По естественным причинам. Врачебный роман
– Счастье не палка, в руки не возьмешь.
Три дня спустя после того, как я добавила Бьёрна в друзья на «Фейсбуке», я шла вдоль улицы Фрогнервейен [15]. Был понедельник, первый теплый день мая, в теле ощущалась тяжесть похмелья, ведь в воскресенье я, как обычно, много пила вечером. Но сегодня я не собиралась пить: кофе с Бьёрном и сразу домой, смотреть шотландский сериал про путешествие во времени.

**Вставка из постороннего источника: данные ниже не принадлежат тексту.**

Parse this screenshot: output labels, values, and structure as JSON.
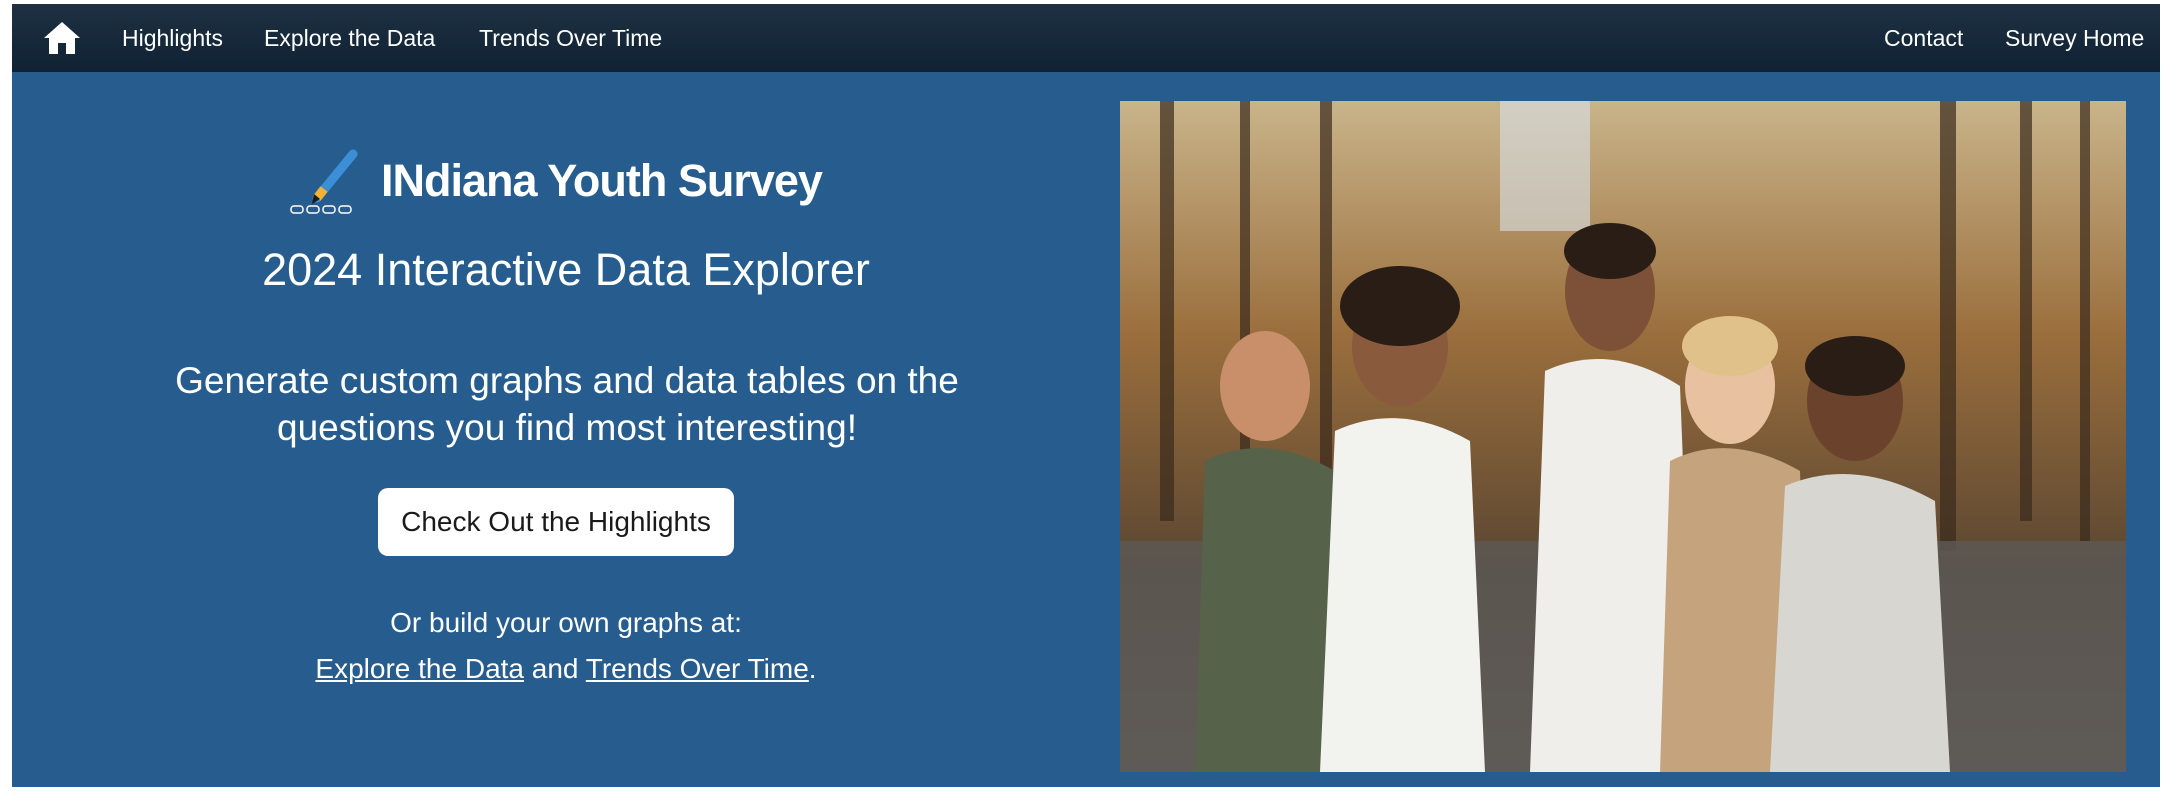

В течение рабочего дня, пока я принимала нескончаемый поток пациентов, я почти не замечала похмелья, но теперь меня мучили головная боль, дрожь в теле, беспокойство, когда это закончится, наконец. И зачем только назначать какие-то встречи, с кем-то общаться?
С другой стороны, думала я, пытаясь взбодриться, увидеть Бьёрна будет любопытно, и чем он вообще занимался все эти годы? Бьёрн, которого я бросила ради Акселя. Чем он сейчас живет?
Накануне вечером я лежала на диване и изучала жизнь Бьёрна. Его жена Линда из тех, кто выкладывает фотографии в соцсети каждый божий день, даже если выложить нечего, кроме фото с цветами в вазе или чашкой кофе и комментарием: Долгожданный отдых наедине с собой. На одной из фотографий были изображены две руки с переплетенными пальцами, поверх нее – красные сердечки и надпись розовым курсивом: 28 лет со дня свадьбы. Я листала фотографии и думала: это же полное безумие, что сейчас можно вот так запросто залезть в чью-то личную жизнь, со всеми ее интимными подробностями; одновременно мне захотелось протрезветь и сполна насладиться прогулкой по этой чужой жизни, которая протекала передо мной на экране. Выходит, Бьёрну в каком-то смысле повезло больше, чем мне, ведь его жизнь оказалась гораздо более пригодной для демонстрации внешнему миру. И Линда, и Бьёрн выглядели моложе, чем мы с Акселем, у них родились дети раньше, чем у нас, их большая семья выглядела гармоничной и счастливой, они казались эталоном, к которому нужно стремиться всем. На одной фотографии, к которой я то и дело возвращалась, Бьёрн, Линда и их четверо взрослых детей стояли на пляже. Линда стояла позади одного из сыновей и обнимала его за плечи – сын был копией Бьёрна в молодости, – все смеялись.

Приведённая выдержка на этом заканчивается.